The lives of digital nomads sounds like a dream for many. But how hard is it to get a visa and are there any legal problems one should look out for? James explains: “Thailand is pretty open to foreigners who want to invest in their country, thus setting up a business isn’t particularly difficult. Hiring lawyers is far easier and cheaper out here than in the West but you do need to search around a bit more to ensure you find one you can truly trust.”

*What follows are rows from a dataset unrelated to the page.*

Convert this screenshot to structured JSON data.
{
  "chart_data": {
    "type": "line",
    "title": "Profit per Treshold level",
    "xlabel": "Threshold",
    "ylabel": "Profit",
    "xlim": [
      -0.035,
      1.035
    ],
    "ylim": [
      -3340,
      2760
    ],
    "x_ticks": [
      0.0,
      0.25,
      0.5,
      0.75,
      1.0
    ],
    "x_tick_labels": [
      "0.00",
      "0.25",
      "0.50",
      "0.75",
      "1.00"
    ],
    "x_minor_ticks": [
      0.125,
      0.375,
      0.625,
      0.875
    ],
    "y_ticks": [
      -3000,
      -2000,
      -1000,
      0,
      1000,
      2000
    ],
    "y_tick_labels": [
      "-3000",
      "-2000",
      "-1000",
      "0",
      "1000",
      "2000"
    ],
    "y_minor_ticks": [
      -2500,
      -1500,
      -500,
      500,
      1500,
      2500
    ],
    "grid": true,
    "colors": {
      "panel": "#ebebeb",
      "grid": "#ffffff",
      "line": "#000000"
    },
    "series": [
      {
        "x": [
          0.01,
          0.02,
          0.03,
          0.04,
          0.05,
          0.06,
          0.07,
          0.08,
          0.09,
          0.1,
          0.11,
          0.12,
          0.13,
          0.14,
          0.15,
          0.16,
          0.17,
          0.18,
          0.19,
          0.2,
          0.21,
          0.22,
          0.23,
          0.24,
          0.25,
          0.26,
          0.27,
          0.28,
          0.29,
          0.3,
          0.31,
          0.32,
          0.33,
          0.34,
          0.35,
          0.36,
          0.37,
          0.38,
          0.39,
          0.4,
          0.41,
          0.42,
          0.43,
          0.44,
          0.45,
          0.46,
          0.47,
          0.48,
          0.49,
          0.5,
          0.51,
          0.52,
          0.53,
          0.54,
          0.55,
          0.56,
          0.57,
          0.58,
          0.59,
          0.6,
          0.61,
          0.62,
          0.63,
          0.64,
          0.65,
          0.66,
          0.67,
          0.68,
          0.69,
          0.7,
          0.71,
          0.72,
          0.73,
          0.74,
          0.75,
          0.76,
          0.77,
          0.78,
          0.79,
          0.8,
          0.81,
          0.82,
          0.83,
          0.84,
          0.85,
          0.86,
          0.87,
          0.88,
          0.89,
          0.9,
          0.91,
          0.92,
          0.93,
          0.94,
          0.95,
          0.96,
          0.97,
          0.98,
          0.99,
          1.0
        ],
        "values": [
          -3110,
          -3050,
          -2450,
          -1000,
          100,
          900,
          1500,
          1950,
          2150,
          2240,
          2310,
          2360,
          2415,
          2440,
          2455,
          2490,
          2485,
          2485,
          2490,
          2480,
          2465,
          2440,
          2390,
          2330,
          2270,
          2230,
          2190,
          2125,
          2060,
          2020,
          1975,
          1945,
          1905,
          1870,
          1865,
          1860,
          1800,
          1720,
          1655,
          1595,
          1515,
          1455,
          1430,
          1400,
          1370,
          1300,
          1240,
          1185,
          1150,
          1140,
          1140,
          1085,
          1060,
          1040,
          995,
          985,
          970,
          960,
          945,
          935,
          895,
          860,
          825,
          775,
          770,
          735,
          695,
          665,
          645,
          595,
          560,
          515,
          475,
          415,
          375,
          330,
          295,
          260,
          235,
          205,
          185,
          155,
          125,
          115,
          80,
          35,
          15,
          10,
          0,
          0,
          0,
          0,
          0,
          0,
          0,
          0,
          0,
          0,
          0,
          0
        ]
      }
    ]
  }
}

So, if you feel like you should try out the digital nomad lifestyle, we have got you covered with some tips and tricks on how to get started. Tina says: “Passion is key. When you start a business only to start one, better stop it straight away. Passion is what brings you to the top and will get you out of the holes and these holes definitely come at some point. If you have found your passion, then you can get started – learning by doing. Don’t be afraid of not being able to achieve what you want simply because you don’t know everything about entrepreneurship. Nobody knows everything at the start but that shouldn’t be a reason for not getting to the top. Learn from your and other peoples’ mistakes, search for mentors which want to help and advise you, read all books by successful entrepreneurs that you can get your hands on and enjoy the ride!”
James also has some tips for aspiring digital nomads: “Just go. Do it, do something! Don’t hold back and don’t convince yourself you’re not good enough or smart enough. There are always a million reasons not to do something. For those who want to travel and work at the same time, provided you’ve got the self-discipline and ambition then you’ll be fine. The willingness to learn, the willingness to make mistakes and to never fear failure are vital. A little bravery and some basic technical skills would also be beneficial but far from essential!”
Best places to live as a digital nomad:
– Berlin: Great infrastructure and relatively low rental prices. A summer residence for many digital nomads.
– Ho-Chi-Minh-City, Vietnam: Great infrastructure and large digital nomad community.
– Bali, Indonesia: A blossoming digital nomad destination with volcanoes, beaches and much more.
– Chiang Mai, Thailand: Fast internet, great infrastructure and sunshine.